An article I wrote that appears in the November issue of Auto Dealer Monthly
2012 has been a pretty good year for BHPH dealers. Sales have been up for many dealers. Delinquencies have been below last year’s levels for most dealers. There are more sources of capital available almost every day and the future looks bright.
Let’s take a look at 5 areas that give us a pretty good picture of the state of our industry.
1. The Buy Here – Pay Here business continues to strengthen.
Studies completed by Experian and others continue to show the BHPH market expanding. In the Experian study, the percentage of used car finance deals handled by BHPH dealers almost doubled from 2010 to 2011. Based upon the slow economic recovery and lingering high unemployment, the number of people ineligible for conventional financing continues to grow. There is and always will be a certain percentage of the car market that depends on BHPH.
2. Finding inventory continues to be a challenge.
Wholesale prices have steadily increased from a low in 2008 to a peak in May of this year. Prices have moderated somewhat over the last few months but remain almost 20% higher than they were in 2009. These higher prices have forced many BHPH dealers to change their business models to account for this higher cost of inventory.
And finding this inventory has become more difficult. Dealership inventory is a trickle down process. BHPH inventory typically comes from trade-ins on late model used vehicles which, in turn, come from trade-ins on new vehicles. New car sales dropped under an annualized rate of 10 million units in September of 2009. That led to significantly fewer late model trade-ins and then fewer older trade-ins. Although the new car market has rebounded over the past 18 months, BHPH dealers will face continued difficulty finding good BHPH units at reasonable prices until the higher new vehicle sales trickles down through the trade cycles to older vehicles.
3. Underwriting is more important than ever.
The higher rates and length of unemployment among traditional BHPH customer and the higher cost and, therefore, selling prices of BHPH vehicles, combine to make underwriting even more critical in BHPH dealerships. The typical BHPH dealer can no longer afford to take some of the risks he was willing to take just a few years ago.
Underwriting has become a vital factor in one other way. The recession and slow recovery have created BHPH customers out of people who traditionally were able to finance their vehicle purchases through conventional lenders. They are used to monthly payments, the ability to pay late and being able to pay without coming to the dealership. Your underwriting process must now also include educating these customers on how buying at a BHPH dealership works. Failure to do so will have an adverse effect on your collections and delinquency.

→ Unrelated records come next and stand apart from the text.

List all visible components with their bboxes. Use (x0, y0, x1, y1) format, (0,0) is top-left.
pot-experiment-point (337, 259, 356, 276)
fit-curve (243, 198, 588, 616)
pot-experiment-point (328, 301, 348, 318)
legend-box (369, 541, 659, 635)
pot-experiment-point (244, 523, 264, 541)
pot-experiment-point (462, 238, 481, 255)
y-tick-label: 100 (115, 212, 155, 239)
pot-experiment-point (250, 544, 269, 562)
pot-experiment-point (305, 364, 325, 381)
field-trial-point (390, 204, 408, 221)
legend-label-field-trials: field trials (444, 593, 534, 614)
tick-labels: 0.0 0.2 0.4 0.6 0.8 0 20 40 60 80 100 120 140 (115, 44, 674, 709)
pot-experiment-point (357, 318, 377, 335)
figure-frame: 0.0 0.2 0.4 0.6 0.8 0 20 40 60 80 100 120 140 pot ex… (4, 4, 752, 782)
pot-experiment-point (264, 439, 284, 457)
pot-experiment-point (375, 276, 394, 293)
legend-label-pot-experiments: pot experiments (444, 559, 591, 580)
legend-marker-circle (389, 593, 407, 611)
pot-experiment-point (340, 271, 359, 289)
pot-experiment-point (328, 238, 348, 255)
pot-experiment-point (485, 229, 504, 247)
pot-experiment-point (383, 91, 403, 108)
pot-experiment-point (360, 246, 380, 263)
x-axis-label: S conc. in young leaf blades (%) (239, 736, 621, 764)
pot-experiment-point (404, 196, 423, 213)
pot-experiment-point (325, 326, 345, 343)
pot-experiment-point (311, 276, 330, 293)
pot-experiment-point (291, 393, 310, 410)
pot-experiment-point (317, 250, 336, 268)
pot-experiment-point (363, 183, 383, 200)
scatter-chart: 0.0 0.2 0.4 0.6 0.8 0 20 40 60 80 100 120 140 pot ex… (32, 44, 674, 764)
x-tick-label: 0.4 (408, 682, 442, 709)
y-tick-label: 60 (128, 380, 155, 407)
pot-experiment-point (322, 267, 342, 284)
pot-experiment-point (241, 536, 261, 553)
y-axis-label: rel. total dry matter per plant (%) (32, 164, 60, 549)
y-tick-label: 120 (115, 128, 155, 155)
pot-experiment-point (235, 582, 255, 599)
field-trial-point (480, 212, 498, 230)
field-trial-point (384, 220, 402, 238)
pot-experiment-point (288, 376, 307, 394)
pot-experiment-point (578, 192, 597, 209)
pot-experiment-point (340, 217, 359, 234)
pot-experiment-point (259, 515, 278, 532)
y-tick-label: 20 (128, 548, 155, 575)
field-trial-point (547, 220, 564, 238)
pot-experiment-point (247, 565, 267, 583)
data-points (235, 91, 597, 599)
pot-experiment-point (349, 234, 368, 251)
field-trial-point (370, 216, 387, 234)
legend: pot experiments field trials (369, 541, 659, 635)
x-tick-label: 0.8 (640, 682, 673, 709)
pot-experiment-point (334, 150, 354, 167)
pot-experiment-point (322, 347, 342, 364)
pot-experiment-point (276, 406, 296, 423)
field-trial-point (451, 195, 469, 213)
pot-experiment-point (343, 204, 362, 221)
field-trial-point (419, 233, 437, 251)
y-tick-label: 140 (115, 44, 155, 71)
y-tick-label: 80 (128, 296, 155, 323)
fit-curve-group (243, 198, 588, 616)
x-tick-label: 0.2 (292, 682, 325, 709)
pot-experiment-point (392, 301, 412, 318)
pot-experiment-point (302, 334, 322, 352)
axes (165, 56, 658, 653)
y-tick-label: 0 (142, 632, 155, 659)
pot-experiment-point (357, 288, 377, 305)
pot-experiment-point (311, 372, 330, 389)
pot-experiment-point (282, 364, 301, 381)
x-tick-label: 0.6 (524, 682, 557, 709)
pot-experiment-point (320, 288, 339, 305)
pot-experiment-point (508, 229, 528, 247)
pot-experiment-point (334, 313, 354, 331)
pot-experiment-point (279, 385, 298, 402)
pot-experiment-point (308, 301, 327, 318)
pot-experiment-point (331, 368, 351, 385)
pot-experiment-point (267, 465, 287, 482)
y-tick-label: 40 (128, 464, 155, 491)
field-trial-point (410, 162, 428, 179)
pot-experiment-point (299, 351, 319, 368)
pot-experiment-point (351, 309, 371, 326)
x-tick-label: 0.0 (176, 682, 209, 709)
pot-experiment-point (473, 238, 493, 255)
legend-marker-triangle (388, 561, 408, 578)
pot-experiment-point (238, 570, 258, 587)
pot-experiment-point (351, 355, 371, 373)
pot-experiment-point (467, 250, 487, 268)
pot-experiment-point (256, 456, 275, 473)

4. New collections tools continue to grow in usage.
Most BHPH dealers have already made the decision whether to use payment protection devices or GPS locators and you’ve probably heard all the arguments pro and con.
Scoring systems seem to fit the same mold. Those who believe in them claim they can improve underwriting and reduce delinquency and charge-offs. Those that don’t say the system’s results have no correlation with how an account actually performs and that carefully underwriting by the dealership management staff can outperform any system.
The decision on whether to use the various options for collecting payments from a dealership’s customers can be a difficult decision. One of the most basic philosophies from the very beginning of BHPH was that you, the dealer, wanted to see your customer at the dealership every time he got paid to make his payment. As alternative payment methods such as paying by credit or debit card over the phone or even online became available, many dealers chose not to implement these methods so they could maintain contact with their customers in the same ways they always had.
Many of the new customers entering BHPH, however, are used to being able to call in payments or make payments online. They resist the BHPH model of having to appear at the dealership to pay. Dealers who have adopted these newer payment technologies have discovered that making it easier and more convenient for their customers to pay has actually improved their collections and reduced their collection costs. They have learned that they can still stay connected with their customers in other ways while making it easy for them to pay.
5. BHPH dealers need to pay more attention to regulatory compliance.
Compliance with federal and state laws has been any area of concern for car dealers since 9/11. The burden compliance with the various laws, rules and regulations can create for dealers can overwhelm smaller dealers. In the past, too many dealers have ignored compliance in a hope that it would just go away.
That approach, while never a good one, can now lead to serious problems. The Consumer Financial Protection Bureau is beginning to flex its muscles and a revitalized Federal Trade Commission is right behind. In addition, state attorneys general have now been empowered to enforce many FTC regulations. If you have ignored compliance to this point or not made it a top priority, you must address it now.
It is a great time to be a Buy Here – Pay Here dealer. The business can provide a steady income regardless of the economic situation. Reassess your business and look for ways to improve regularly and you can thrive.